Question

Find the number of 5-digit odd numbers that can be formed using the integers from 3 to 9 if no digit is to occur more than once in any number.
A. 1440
B. 180
C. 360
D. 720

Answer 1

Hint: In order to solve this question we have to understand the definition of odd number and then filter out the integers which can be at unit places, so that the number formed will be odd. After figuring this out, count the total number using permutations and get the answer.
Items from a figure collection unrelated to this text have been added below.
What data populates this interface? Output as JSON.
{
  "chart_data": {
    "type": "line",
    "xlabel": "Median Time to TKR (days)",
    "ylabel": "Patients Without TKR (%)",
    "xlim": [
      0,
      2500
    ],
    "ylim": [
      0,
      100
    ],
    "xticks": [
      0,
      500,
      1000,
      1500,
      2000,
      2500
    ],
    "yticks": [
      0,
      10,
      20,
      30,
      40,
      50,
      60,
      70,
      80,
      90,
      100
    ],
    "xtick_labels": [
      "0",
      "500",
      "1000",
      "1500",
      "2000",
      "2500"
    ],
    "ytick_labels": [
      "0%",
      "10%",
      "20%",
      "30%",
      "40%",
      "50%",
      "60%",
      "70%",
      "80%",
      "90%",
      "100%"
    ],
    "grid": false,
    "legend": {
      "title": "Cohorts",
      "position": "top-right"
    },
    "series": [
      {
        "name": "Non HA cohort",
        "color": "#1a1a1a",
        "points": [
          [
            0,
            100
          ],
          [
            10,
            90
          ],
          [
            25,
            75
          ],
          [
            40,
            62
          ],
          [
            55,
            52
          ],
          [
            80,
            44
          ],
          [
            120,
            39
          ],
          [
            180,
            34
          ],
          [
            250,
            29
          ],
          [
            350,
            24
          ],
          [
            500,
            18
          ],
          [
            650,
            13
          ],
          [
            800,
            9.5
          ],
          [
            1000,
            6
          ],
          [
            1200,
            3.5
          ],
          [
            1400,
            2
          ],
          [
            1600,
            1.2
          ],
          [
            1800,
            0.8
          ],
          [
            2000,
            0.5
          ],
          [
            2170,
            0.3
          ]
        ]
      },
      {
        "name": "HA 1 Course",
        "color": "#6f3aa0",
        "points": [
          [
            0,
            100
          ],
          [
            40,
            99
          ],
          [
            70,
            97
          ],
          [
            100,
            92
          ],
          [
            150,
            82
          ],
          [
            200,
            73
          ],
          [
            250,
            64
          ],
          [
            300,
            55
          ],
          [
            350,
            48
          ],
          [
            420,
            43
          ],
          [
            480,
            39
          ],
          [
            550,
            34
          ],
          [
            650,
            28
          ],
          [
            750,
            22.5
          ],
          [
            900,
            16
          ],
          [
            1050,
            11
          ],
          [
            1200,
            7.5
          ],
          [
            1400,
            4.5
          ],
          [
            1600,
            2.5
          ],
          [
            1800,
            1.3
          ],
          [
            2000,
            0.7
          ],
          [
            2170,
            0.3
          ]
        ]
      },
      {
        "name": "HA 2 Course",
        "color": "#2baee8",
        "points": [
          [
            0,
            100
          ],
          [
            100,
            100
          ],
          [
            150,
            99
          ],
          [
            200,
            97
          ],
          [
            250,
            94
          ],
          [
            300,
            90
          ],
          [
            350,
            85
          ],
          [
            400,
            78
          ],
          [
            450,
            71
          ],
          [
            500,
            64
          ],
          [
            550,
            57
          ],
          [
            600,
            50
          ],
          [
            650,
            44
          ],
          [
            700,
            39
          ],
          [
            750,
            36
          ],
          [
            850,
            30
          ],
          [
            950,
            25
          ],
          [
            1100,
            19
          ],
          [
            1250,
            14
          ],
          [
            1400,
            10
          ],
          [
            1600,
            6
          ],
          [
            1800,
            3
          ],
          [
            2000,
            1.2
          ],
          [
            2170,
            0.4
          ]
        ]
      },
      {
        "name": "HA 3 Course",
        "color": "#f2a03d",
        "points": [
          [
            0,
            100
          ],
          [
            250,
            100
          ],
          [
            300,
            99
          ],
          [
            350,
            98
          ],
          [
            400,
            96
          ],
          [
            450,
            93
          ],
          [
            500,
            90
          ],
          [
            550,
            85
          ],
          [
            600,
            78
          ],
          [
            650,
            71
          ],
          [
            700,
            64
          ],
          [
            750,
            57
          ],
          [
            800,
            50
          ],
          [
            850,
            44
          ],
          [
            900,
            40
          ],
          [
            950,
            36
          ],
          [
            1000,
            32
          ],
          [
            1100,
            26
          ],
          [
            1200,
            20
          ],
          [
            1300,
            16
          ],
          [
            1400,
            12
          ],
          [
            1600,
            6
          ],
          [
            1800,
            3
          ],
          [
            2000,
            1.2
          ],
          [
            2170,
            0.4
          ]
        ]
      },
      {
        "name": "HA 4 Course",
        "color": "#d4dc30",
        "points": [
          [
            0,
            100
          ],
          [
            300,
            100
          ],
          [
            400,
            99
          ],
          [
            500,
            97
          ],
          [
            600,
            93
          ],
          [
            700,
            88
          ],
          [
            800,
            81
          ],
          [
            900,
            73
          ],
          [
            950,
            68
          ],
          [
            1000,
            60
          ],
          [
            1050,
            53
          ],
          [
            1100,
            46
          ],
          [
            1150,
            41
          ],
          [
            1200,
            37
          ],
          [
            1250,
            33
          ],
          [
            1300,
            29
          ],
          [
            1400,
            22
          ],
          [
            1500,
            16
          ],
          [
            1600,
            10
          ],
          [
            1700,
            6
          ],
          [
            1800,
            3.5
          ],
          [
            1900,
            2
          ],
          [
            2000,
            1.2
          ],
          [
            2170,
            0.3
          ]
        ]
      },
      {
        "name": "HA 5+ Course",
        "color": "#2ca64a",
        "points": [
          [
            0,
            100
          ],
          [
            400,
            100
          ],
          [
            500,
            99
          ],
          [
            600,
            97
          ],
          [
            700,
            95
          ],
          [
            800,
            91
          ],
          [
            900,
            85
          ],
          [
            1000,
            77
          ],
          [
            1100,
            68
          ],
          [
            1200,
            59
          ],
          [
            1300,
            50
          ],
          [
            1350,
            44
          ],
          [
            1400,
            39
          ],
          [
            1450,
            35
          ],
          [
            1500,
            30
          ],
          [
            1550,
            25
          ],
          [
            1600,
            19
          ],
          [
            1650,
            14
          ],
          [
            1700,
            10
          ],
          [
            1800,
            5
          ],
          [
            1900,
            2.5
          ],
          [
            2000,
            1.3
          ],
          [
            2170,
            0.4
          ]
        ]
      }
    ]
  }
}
Complete step-by-step answer:
In order to solve this question, we have to know what an odd number is.
Odd number is a number which is not divisible by 2, and the divisibility criteria of 2 is if the unit digit number is 0,2,4,6,8 then the number will be even and divisible by 2.
Now, the given integers from which we have to choose are 3,4,5,6,7,8,9 i.e. 7 integers.
We have to make a five digit odd number, so by using the above definition of odd number the unit digits can only be 3,5,7,9 otherwise it will be divisible by 2 and hence not odd.
So, for the unit digit we have 4 integers. Hence, unit digits can be chosen in $ ^{4}{{P}_{1}} $ i.e. 4 ways.
Now, for the remaining 4 digits, we can choose any number out of the remaining 6 as it doesn’t affect whether the number forming will be odd or even, because only the unit digit will decide which we already took care.
Hence, the remaining 4 digits can be chosen in $ ^{6}{{P}_{4}} $ i.e. $ \dfrac{6!}{(6-4)!}=\dfrac{6!}{2!}=6\times 5\times 4\times 3=360 $ ways.
So, the total number of 5-digit numbers that can be formed using the integers from 3 to 9 if no digit is to occur more than once in any number = \[360\times 4=1440\]
So, the correct answer is “Option A”.

Note: This question tests the basic understanding of permutations as the crux of the question is finding which digits we can place at the unit place and then it’s simple counting. Students found it confusing which to use $ C $ or $ P $ , but here in this question we have to include all the possible combinations (arrangement) of the chosen digits which only $ P $ can do, hence we used that.